Paper long abstract:
The region of Intag in northwest Ecuador represents a microcosm of some of the planet's most salient problems having to do with development, governance, and climate justice. It raises the following questions: Do local communities have the right to determine what kind of development goes on in their 'neighborhood', where their livelihoods are contingent on healthy ecosystems and their neighbors include still undocumented species of plants and animals? What rights do rural women and men have to the power of transnational capital in the form of extractive industries in the search for minerals to quench the insatiable 'need' for commodities in the global north? Why does the northwest corner of the Ecuadorian Andes matter, and what lessons about civic participation, biodiversity and climate change do events in Intag reveal for the future of women, men and children all over the globe?
Generally, responses to global crises, such as natural disaster, poverty, civil unrest, and other natural and human insecurities, have been overly focused on scientific and economic solutions. In this case, I follow social resolutions.
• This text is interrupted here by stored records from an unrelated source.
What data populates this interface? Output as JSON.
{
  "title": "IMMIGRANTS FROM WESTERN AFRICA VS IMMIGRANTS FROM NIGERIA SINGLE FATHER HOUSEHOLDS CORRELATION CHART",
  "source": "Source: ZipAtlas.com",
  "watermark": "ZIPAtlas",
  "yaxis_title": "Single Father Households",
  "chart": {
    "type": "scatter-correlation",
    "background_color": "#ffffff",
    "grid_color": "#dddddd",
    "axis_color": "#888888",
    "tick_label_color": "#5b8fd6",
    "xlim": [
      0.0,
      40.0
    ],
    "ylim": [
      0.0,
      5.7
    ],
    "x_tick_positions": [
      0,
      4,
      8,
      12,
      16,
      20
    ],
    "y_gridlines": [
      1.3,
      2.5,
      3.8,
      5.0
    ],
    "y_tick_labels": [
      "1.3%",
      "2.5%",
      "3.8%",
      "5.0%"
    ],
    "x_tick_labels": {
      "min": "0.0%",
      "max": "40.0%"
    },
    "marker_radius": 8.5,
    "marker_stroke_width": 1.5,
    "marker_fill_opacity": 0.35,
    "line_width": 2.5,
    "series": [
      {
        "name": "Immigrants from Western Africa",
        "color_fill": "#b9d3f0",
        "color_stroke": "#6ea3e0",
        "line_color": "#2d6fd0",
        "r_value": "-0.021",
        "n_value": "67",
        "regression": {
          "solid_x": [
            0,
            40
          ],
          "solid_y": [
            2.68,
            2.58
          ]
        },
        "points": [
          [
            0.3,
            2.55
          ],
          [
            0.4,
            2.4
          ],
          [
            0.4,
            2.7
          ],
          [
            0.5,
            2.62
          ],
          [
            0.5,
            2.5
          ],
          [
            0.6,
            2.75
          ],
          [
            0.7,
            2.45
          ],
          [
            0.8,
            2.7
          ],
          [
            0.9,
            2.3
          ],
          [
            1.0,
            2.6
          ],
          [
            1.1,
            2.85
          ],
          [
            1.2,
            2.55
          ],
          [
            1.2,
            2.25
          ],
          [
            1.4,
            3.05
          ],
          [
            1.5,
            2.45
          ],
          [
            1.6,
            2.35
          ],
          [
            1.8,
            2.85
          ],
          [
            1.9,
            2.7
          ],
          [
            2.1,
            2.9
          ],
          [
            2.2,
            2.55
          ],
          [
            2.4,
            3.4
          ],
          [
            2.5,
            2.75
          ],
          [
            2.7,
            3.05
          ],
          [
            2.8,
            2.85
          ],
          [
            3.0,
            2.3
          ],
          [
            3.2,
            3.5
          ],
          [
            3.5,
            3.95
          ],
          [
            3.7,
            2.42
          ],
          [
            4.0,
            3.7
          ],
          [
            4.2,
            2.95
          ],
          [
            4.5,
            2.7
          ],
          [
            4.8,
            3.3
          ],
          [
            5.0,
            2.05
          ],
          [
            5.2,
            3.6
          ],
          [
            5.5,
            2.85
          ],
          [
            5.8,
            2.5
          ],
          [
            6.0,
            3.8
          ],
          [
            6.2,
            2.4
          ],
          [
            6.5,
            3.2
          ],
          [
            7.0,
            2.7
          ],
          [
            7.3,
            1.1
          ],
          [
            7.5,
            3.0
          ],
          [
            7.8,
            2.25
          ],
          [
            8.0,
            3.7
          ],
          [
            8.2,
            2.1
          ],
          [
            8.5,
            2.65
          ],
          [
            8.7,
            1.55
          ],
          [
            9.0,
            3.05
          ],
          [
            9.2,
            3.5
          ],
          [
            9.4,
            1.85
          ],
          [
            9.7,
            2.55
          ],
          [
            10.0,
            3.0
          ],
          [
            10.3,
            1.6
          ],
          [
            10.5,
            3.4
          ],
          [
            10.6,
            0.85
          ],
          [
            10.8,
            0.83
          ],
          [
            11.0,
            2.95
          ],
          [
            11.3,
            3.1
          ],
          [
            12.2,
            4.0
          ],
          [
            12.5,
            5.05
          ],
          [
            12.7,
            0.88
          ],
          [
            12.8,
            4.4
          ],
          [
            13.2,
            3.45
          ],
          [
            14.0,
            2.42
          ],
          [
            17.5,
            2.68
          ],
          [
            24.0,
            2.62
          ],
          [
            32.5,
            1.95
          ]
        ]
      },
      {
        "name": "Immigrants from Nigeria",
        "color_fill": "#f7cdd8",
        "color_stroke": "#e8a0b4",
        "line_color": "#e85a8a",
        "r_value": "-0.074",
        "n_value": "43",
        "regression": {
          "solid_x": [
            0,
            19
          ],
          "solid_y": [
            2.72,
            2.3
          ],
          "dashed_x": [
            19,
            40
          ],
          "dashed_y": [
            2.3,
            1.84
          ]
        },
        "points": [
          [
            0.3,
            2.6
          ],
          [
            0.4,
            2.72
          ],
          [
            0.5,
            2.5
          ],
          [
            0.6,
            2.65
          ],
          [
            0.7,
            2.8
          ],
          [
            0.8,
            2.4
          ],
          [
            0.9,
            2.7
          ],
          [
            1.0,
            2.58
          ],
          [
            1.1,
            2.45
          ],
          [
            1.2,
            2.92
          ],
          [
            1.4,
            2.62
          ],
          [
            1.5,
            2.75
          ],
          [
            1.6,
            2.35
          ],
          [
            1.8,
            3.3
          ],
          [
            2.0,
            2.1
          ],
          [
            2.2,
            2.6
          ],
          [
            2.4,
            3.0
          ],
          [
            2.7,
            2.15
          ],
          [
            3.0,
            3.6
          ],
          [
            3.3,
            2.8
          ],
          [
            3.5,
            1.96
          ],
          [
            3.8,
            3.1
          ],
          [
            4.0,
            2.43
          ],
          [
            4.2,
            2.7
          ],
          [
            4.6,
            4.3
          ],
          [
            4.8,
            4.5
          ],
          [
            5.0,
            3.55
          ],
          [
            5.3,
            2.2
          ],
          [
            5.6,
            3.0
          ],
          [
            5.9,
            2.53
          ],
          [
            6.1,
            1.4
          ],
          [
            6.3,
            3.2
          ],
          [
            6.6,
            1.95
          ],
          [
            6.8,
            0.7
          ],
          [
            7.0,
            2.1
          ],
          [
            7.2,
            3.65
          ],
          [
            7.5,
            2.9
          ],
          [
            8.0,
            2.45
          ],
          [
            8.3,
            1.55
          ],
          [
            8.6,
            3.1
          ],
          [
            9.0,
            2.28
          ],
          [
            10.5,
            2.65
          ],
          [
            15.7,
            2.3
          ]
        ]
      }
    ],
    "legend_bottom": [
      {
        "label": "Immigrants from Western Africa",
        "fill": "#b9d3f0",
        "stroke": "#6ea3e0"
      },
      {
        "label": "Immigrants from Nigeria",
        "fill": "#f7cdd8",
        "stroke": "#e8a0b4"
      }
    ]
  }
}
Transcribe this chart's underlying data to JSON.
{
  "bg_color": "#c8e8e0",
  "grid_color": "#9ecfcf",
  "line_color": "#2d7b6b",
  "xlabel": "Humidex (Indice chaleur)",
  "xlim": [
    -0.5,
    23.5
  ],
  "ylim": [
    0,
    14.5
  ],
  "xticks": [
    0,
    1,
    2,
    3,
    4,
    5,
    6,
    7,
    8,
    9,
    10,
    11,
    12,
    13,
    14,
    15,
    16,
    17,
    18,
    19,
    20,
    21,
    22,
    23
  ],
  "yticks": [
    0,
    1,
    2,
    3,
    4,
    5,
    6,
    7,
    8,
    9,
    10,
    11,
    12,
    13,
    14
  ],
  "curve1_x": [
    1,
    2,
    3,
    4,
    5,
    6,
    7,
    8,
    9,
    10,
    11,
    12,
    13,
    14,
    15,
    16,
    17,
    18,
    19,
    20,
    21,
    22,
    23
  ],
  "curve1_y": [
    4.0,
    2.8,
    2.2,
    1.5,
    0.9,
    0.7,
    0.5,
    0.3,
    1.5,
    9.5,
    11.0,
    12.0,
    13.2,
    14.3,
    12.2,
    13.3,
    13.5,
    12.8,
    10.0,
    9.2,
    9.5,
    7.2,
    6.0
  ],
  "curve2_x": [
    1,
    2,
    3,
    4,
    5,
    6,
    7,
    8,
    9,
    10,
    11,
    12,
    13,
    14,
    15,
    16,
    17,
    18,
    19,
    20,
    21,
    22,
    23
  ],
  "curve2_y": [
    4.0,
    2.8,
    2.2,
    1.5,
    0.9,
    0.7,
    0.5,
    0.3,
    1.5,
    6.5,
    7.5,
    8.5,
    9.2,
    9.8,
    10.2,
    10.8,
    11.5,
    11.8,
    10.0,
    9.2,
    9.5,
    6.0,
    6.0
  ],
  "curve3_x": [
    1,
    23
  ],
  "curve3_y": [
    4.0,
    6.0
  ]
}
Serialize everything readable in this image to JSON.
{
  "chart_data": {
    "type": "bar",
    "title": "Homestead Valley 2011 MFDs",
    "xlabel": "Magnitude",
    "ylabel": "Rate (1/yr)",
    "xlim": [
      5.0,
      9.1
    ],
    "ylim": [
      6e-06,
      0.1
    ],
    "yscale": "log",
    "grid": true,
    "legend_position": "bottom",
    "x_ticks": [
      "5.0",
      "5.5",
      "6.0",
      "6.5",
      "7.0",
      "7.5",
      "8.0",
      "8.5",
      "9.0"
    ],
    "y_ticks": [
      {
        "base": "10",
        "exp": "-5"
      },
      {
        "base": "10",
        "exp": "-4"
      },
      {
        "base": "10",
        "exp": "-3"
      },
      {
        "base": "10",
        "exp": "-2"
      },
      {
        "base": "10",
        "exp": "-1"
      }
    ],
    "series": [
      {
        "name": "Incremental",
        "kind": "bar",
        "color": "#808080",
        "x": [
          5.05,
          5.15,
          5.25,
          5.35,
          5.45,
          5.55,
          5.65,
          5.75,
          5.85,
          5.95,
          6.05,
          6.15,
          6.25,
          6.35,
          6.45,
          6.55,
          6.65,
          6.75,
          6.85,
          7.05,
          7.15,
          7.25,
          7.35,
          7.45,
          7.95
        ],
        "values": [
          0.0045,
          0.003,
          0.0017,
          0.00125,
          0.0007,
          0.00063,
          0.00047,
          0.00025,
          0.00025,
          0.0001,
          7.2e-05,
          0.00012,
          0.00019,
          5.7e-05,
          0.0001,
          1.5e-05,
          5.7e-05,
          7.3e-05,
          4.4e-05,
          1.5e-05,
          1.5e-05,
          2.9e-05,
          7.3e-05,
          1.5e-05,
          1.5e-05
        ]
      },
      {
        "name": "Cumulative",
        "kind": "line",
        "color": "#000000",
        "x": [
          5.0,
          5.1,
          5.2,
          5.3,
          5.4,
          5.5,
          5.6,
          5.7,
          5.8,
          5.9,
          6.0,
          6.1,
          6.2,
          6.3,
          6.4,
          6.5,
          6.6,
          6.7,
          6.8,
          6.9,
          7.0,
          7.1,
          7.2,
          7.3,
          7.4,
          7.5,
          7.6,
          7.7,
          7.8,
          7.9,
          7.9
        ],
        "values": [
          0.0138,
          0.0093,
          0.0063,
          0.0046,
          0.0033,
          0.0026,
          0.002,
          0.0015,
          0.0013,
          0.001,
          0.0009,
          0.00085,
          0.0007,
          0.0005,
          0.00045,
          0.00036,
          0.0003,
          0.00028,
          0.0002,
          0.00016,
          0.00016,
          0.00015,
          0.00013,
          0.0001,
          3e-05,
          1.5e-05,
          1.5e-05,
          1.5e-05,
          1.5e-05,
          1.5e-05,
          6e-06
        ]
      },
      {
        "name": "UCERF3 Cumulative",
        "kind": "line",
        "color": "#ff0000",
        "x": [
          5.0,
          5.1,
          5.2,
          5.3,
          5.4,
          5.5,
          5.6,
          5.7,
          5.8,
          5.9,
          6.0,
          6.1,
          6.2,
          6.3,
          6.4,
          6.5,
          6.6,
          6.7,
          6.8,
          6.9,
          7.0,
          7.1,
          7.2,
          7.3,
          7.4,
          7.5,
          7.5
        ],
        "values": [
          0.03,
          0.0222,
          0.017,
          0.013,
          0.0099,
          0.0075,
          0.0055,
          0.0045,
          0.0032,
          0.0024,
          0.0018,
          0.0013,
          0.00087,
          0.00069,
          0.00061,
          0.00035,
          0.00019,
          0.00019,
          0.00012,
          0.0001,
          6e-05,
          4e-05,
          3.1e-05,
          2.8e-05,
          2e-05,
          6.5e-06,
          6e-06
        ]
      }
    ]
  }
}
The stories of natural and social histories, confrontation, coalescence and new ways forward are compelling as women and men from Intag struggled in alliance with outsiders to come up with creative solutions to confront development on their own terms. The civic and gendered dimensions of social empowerment in Intag, within the context of local and global political ecologies, are instructive for anyone interested in the crises surrounding climate change, sustainability and human survival.